La década de los 90 llegó cargada de novedades tecnológicas que se mezclaron con los juguetes clásicos que ya conocíamos y disfrutábamos. Una época lejana donde unos tenían clics heredados y otros empezaban a pedir playmobils para Navidad. Los primeros nativos digitales crecimos ya entre ordenadores, aunque estos fueran cajas de colores y sonidos donde aprendíamos inglés. También estaban los Furbys que reproducían aquello que escuchaban sin importar la hora ni el momento. Por no hablar de la aparición de una de las consolas portátiles más vendidas de todos los tiempos, madre de todos los fanáticos que hoy día aprovechan cualquier oportunidad para disfrazarse de Pikachu.

Si naciste en los 90 quizá te haga ilusión rememorar algunos de los juguetes que marcaron tus cartas a los Reyes Magos o Papá Noel.

TAMAGOTCHI

Hubo una época en la que las maestras no decían "deja el móvil, o te lo quito", sino "a ver, guardad todos los tamagochis". También había dos tipos de niños: los que lloraban desconsolados cuando su mascota se moría y aquellos que, sin piedad, usaban la punta del bolígrafo para sacrificarlos. En aquella época también era importante elegir bien a los amigos.

FURBY

Lo sacabas de la caja, tu abuelo te preguntaba qué era ese bicho, y tu Furby quedaba suspendido de forma perpetua en un limbo donde lo único que sabía preguntar era, efectivamente: "¿Qué es este bicho?". Este extraño gremlin de variedad de colores te regalaría sonrisas de día y pesadillas por la noche.

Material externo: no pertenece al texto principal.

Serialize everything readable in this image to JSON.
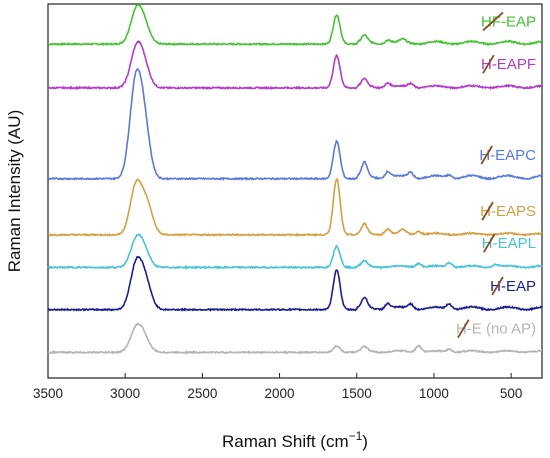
{
  "chart_data": {
    "type": "line",
    "title": "",
    "xlabel": "Raman Shift (cm−1)",
    "ylabel": "Raman Intensity (AU)",
    "xlim": [
      3500,
      300
    ],
    "x_reversed": true,
    "x_ticks": [
      3500,
      3000,
      2500,
      2000,
      1500,
      1000,
      500
    ],
    "y_ticks_shown": false,
    "grid": false,
    "legend": "labels placed at right end of each trace",
    "strike_color": "#8B4A1E",
    "series": [
      {
        "name": "HF-EAP",
        "color": "#45C232",
        "offset": 6.2,
        "baseline": 0.05,
        "peaks": [
          [
            2930,
            0.55
          ],
          [
            2880,
            0.35
          ],
          [
            1630,
            0.55
          ],
          [
            1450,
            0.12
          ],
          [
            1300,
            0.06
          ],
          [
            1200,
            0.05
          ]
        ],
        "tail": 0.05
      },
      {
        "name": "H-EAPF",
        "color": "#B43ACB",
        "offset": 5.4,
        "baseline": 0.03,
        "peaks": [
          [
            2930,
            0.65
          ],
          [
            2880,
            0.4
          ],
          [
            1630,
            0.6
          ],
          [
            1450,
            0.14
          ],
          [
            1300,
            0.08
          ],
          [
            1150,
            0.07
          ]
        ],
        "tail": 0.04
      },
      {
        "name": "H-EAPC",
        "color": "#5B78DB",
        "offset": 3.7,
        "baseline": 0.03,
        "peaks": [
          [
            2935,
            1.6
          ],
          [
            2880,
            1.0
          ],
          [
            1630,
            0.7
          ],
          [
            1450,
            0.25
          ],
          [
            1300,
            0.12
          ],
          [
            1150,
            0.1
          ],
          [
            900,
            0.06
          ]
        ],
        "tail": 0.06
      },
      {
        "name": "H-EAPS",
        "color": "#D4A042",
        "offset": 2.65,
        "baseline": 0.03,
        "peaks": [
          [
            2930,
            0.9
          ],
          [
            2860,
            0.55
          ],
          [
            1630,
            1.05
          ],
          [
            1450,
            0.18
          ],
          [
            1300,
            0.1
          ],
          [
            1200,
            0.08
          ],
          [
            1100,
            0.06
          ]
        ],
        "tail": 0.03
      },
      {
        "name": "H-EAPL",
        "color": "#46C3D6",
        "offset": 2.05,
        "baseline": 0.02,
        "peaks": [
          [
            2930,
            0.45
          ],
          [
            2880,
            0.3
          ],
          [
            1630,
            0.4
          ],
          [
            1450,
            0.1
          ],
          [
            1100,
            0.07
          ],
          [
            900,
            0.08
          ],
          [
            600,
            0.05
          ]
        ],
        "tail": 0.03
      },
      {
        "name": "H-EAP",
        "color": "#1A1E8E",
        "offset": 1.25,
        "baseline": 0.03,
        "peaks": [
          [
            2930,
            0.8
          ],
          [
            2870,
            0.5
          ],
          [
            1630,
            0.75
          ],
          [
            1450,
            0.18
          ],
          [
            1300,
            0.1
          ],
          [
            1150,
            0.09
          ],
          [
            900,
            0.1
          ]
        ],
        "tail": 0.05
      },
      {
        "name": "H-E (no AP)",
        "color": "#B4B4B4",
        "offset": 0.45,
        "baseline": 0.03,
        "peaks": [
          [
            2930,
            0.4
          ],
          [
            2880,
            0.25
          ],
          [
            1630,
            0.12
          ],
          [
            1450,
            0.08
          ],
          [
            1100,
            0.12
          ],
          [
            900,
            0.05
          ]
        ],
        "tail": 0.03
      }
    ],
    "label_text": {
      "HF-EAP": {
        "struck": "HF",
        "rest": "-EAP"
      },
      "H-EAPF": {
        "struck": "H",
        "rest": "-EAPF"
      },
      "H-EAPC": {
        "struck": "H",
        "rest": "-EAPC"
      },
      "H-EAPS": {
        "struck": "H",
        "rest": "-EAPS"
      },
      "H-EAPL": {
        "struck": "H",
        "rest": "-EAPL"
      },
      "H-EAP": {
        "struck": "H",
        "rest": "-EAP"
      },
      "H-E (no AP)": {
        "struck": "H",
        "rest": "-E (no AP)"
      }
    }
  }
}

A veces resultaba inquietante.

GAMEBOY COLOR

La llegada del pequeño monstruo de Nintendo supuso un antes y un después para muchos niños que antes se contentaban con desarrollar la psicomotricidad: Gracias a la llegada de "la color" muchos niños pasaron de subirse por las paredes a padecer un dolor de espalda perpetuo (o se volvieron pokemaníacos).

ACTION MAN

Venía a traerte todos los ochenta, porque de novedad tenía poco. Era un hombre de acción al más puro estilo madelman (con más horas de gimnasio) que seguía pirrando a los más pequeños.

EL COCODRILO SACAMUELAS

La tensión estaba asegurada, sobre todo si jugabas con algún familiar adulto y resultaba ponerse más nervioso que tú.

POWER RANGERS

¿Qué decir de esta maravilla? Todo el mundo quería tener uno, disfrazarse de uno o ser uno. Al fin y al cabo tenían la fuerza de los dinosaurios y había que combatir a los peligrosos extraterrestres.

LA MANSIÓN DE CASPER

Los hay que tenían este juguete y los que seguimos esperándolo. Además, El castillo de Casper no solo ofrecía evidentes referencias al bombazo cinematográfico, sino cosas que brillaban en la oscuridad y otras que se abrían y se cerraban mediante mecanismos que solo tú conocías.

COCOLISO

Sencillo a la par que imprescindible, el cocoliso cumplía todas las funciones que debía poseer un juguete de sus características.

PROACTION FÚTBOL

Partidos interminables entre primos que acababan con pelotas fuera del "campo" la tarde de Navidad o Reyes. En este juego el toque al balón era más lento que el del Barça de Guardiola, y sin duda también menos efectivo.

DISEÑA LA MODA

Este juguete forma parte de la infancia de aquellos niños y niñas que apostaban por labrarse un futuro laboral en el mundo del modelaje o simplemente disfrutaban haciendo recortables, calcando, pintando o girando sin parar la rueda que componía su avanzada tecnología.

MIS PEINADOS PREFERIDOS

Una joven Leticia Sabater nos instaba a comprar esta muñeca para perfeccionar nuestro arte en la plastilina-peluquería. Seguro nada más empezar la melodía eres capaz de cantar la letra de su canción. De esto al polvorrón ha llovido mucho.